Someone asked me at a party why I was going to call my blog Common Sense Contentment and not Common Sense Joy, Delight or Bliss? They said contentment was a bit of a cop-out, a settling, making-do and why would anyone want to read about ideas for achieving mediocrity. Shouldn’t we all aspire to the spectacular?
Contentment is not a consolation prize for those who don’t achieve greatness. It is very difficult to achieve, particularly in consumer cultures where our lives are saturated with messages of aspiration, inadequacy and excess. Contentment means stepping aside, breathing, thanking and sharing. It implies a continued state of mind, rather than a fleeting experience of happiness which may or may not linger. It speaks of a choice, a decision and deliberate commitment to being grateful and welcoming the peace, joy and abundance that lets in.
I assumed I was living the best life I could. I understood that my purpose was to achieve as many goals as I could during my time here, make memories (and be sure to preserve them all!), attain a level of certainty about finances, how to ‘do’ life, monitor the health of loved ones and throw in the occasional experience of joy and freedom from worry. But, I think now that I was wrong.
Many (but not all) of us are very fortunate to have everything we need: safety, food, clean water, sanitation and Maslow’s basics. This is a very real gift that is so easily taken for granted. Some, are even more privileged and have had access to higher education, thriving job markets, great homes, healthcare, luxuries, mentors and conveniences of all description. If you’re lucky, appreciate it and be grateful.
And we need to share.
Whether you are a monotheist, spiritualist, agnostic, atheist or polytheist, you need to get down on your knees and say “thank you” to whatever power you understand to be responsible, because it is wonderful, and life is shorter than we realise. One poorly judged moment or unlucky circumstance and those around you are left reeling from the loss of what could have been.
I don’t believe we should all panic and spend our savings on bucket list experiences; rather, consider carefully how you can make your life matter – to you and to others Decide what you want to achieve (and be honest with yourself) and then just make it happen as best you can.
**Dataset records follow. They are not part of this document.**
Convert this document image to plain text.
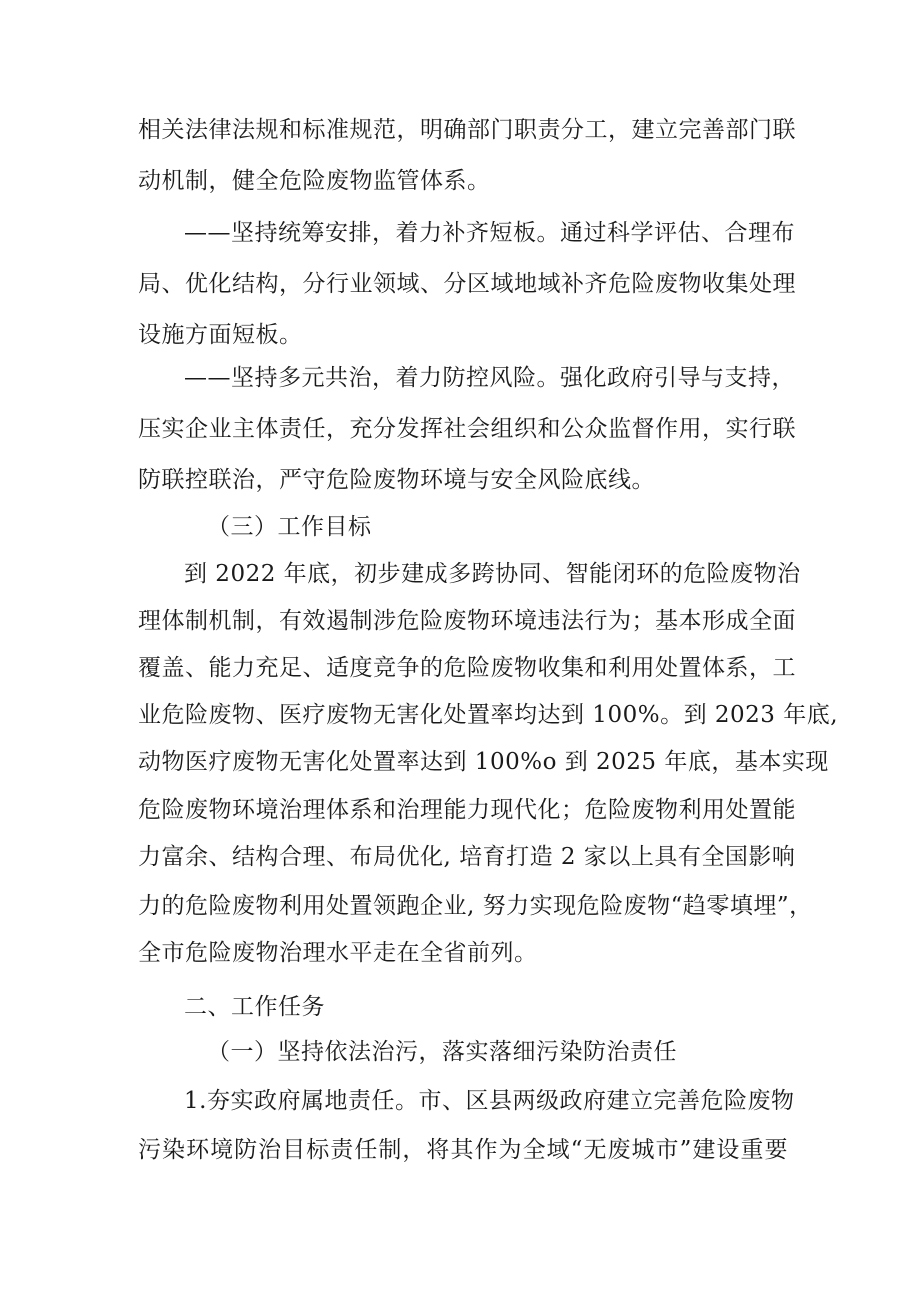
相关法律法规和标准规范，明确部门职责分工，建立完善部门联
动机制，健全危险废物监管体系。
——坚持统筹安排，着力补齐短板。通过科学评估、合理布
局、优化结构，分行业领域、分区域地域补齐危险废物收集处理
设施方面短板。
——坚持多元共治，着力防控风险。强化政府引导与支持，
压实企业主体责任，充分发挥社会组织和公众监督作用，实行联
防联控联治，严守危险废物环境与安全风险底线。
（三）工作目标
到 2022 年底，初步建成多跨协同、智能闭环的危险废物治
理体制机制，有效遏制涉危险废物环境违法行为；基本形成全面
覆盖、能力充足、适度竞争的危险废物收集和利用处置体系，工
业危险废物、医疗废物无害化处置率均达到 100%。到 2023 年底,
动物医疗废物无害化处置率达到 100%o 到 2025 年底，基本实现
危险废物环境治理体系和治理能力现代化；危险废物利用处置能
力富余、结构合理、布局优化, 培育打造 2 家以上具有全国影响
力的危险废物利用处置领跑企业, 努力实现危险废物“趋零填埋”，
全市危险废物治理水平走在全省前列。
二、工作任务
（一）坚持依法治污，落实落细污染防治责任
1.夯实政府属地责任。市、区县两级政府建立完善危险废物
污染环境防治目标责任制，将其作为全域“无废城市”建设重要
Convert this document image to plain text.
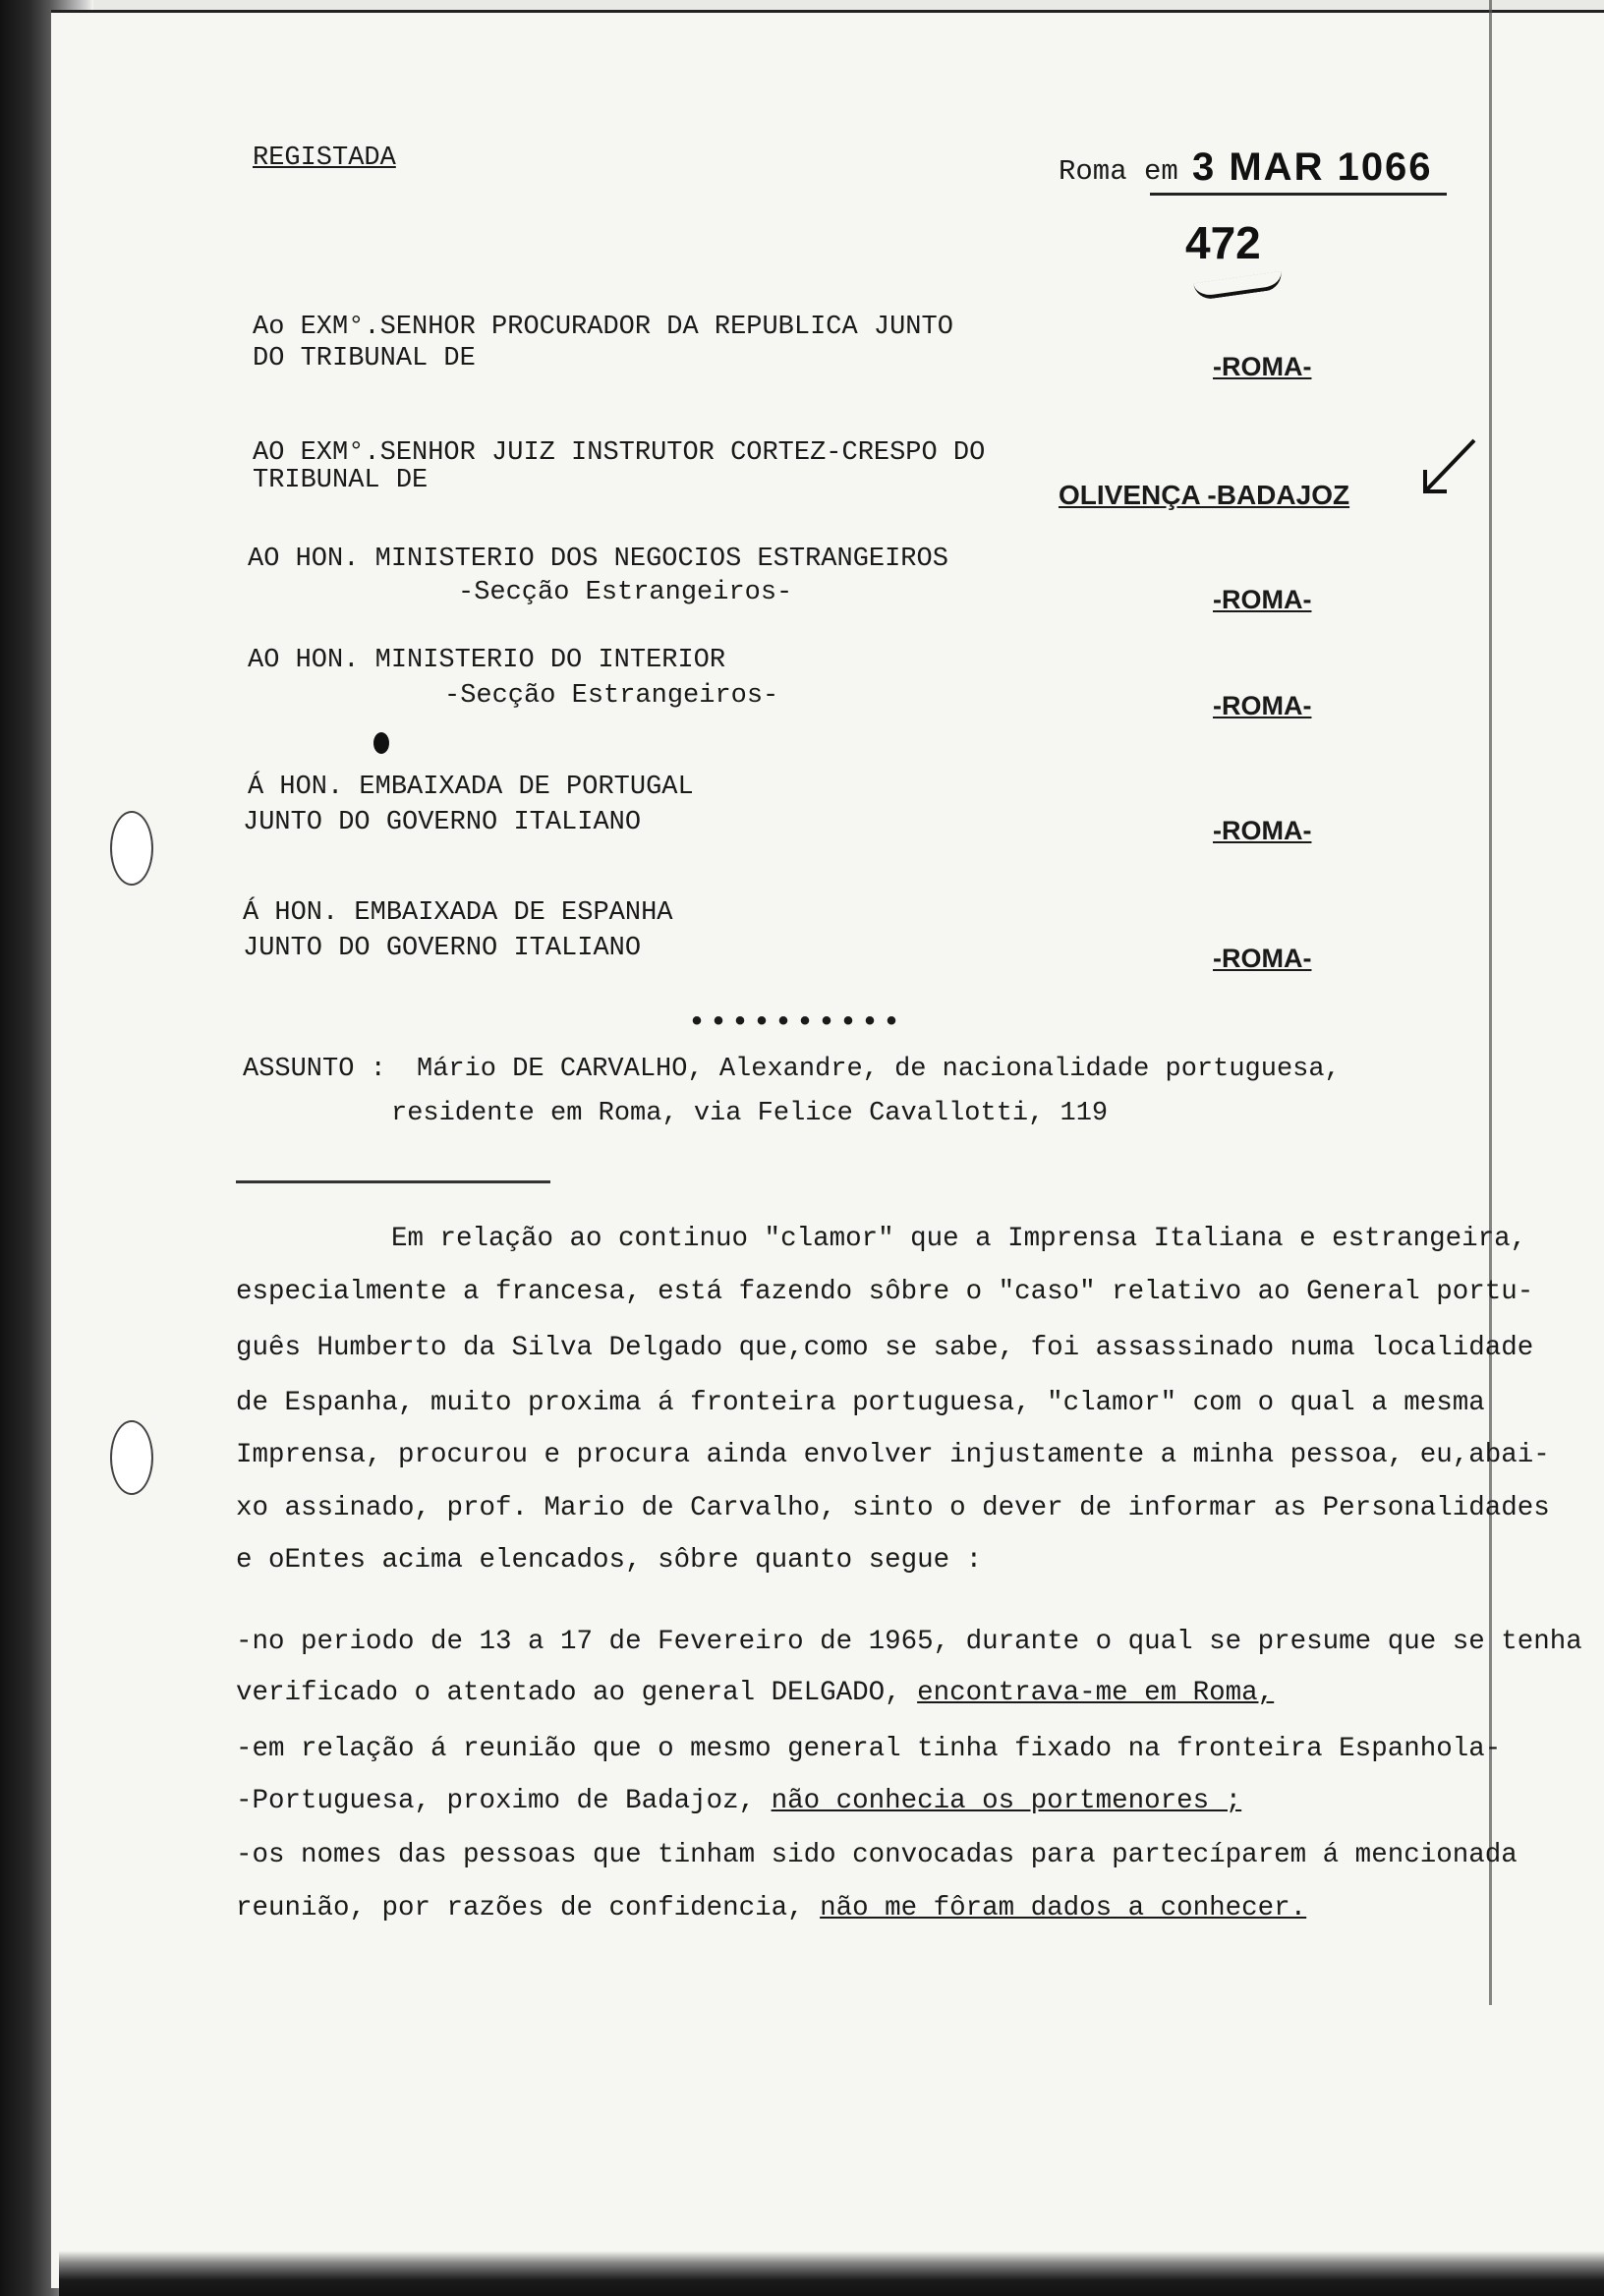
REGISTADA	Roma em 3 MAR 1066
472
Ao EXM°.SENHOR PROCURADOR DA REPUBLICA JUNTO
DO TRIBUNAL DE	-ROMA-
AO EXM°.SENHOR JUIZ INSTRUTOR CORTEZ-CRESPO DO
TRIBUNAL DE	OLIVENÇA -BADAJOZ
AO HON. MINISTERIO DOS NEGOCIOS ESTRANGEIROS
-Secção Estrangeiros-	-ROMA-
AO HON. MINISTERIO DO INTERIOR
-Secção Estrangeiros-	-ROMA-
Á HON. EMBAIXADA DE PORTUGAL
JUNTO DO GOVERNO ITALIANO	-ROMA-
Á HON. EMBAIXADA DE ESPANHA
JUNTO DO GOVERNO ITALIANO	-ROMA-
••••••••••
ASSUNTO : Mário DE CARVALHO, Alexandre, de nacionalidade portuguesa,
residente em Roma, via Felice Cavallotti, 119
Em relação ao continuo "clamor" que a Imprensa Italiana e estrangeira,
especialmente a francesa, está fazendo sôbre o "caso" relativo ao General portu-
guês Humberto da Silva Delgado que,como se sabe, foi assassinado numa localidade
de Espanha, muito proxima á fronteira portuguesa, "clamor" com o qual a mesma
Imprensa, procurou e procura ainda envolver injustamente a minha pessoa, eu,abai-
xo assinado, prof. Mario de Carvalho, sinto o dever de informar as Personalidades
e oEntes acima elencados, sôbre quanto segue :
-no periodo de 13 a 17 de Fevereiro de 1965, durante o qual se presume que se tenha
verificado o atentado ao general DELGADO, encontrava-me em Roma,
-em relação á reunião que o mesmo general tinha fixado na fronteira Espanhola-
-Portuguesa, proximo de Badajoz, não conhecia os portmenores ;
-os nomes das pessoas que tinham sido convocadas para partecíparem á mencionada
reunião, por razões de confidencia, não me fôram dados a conhecer.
Dream big, sure. Aim high – but not for fame or fortune. The likelihood is that you could make a real difference just by changing your perspective, losing the consumptive attitude, freeing your mind and soul from the clutter? Take control of your choices. Maybe it’s a simple as stripping back to basics and muddling along from there?
What makes you feel connected to those you encounter, to the Earth itself, family, friends, your faith, society or your own values? Are you doing that? Are you helping others and are you being kind and generous? Are you living the life you could?
I am finding these ideas liberating, exciting and challenging. After decades of muddle, I finally sense an emerging clarity about who I am and the purpose I have on this planet. I don’t have all the answers and I am enjoying the discovery of how big life can be when you focus on others.
That is enough of a foundation for me – I don’t want a complicated life. I like simplicity – it gives me the sturdy footing to launch myself into the chaos where all the good bits are found.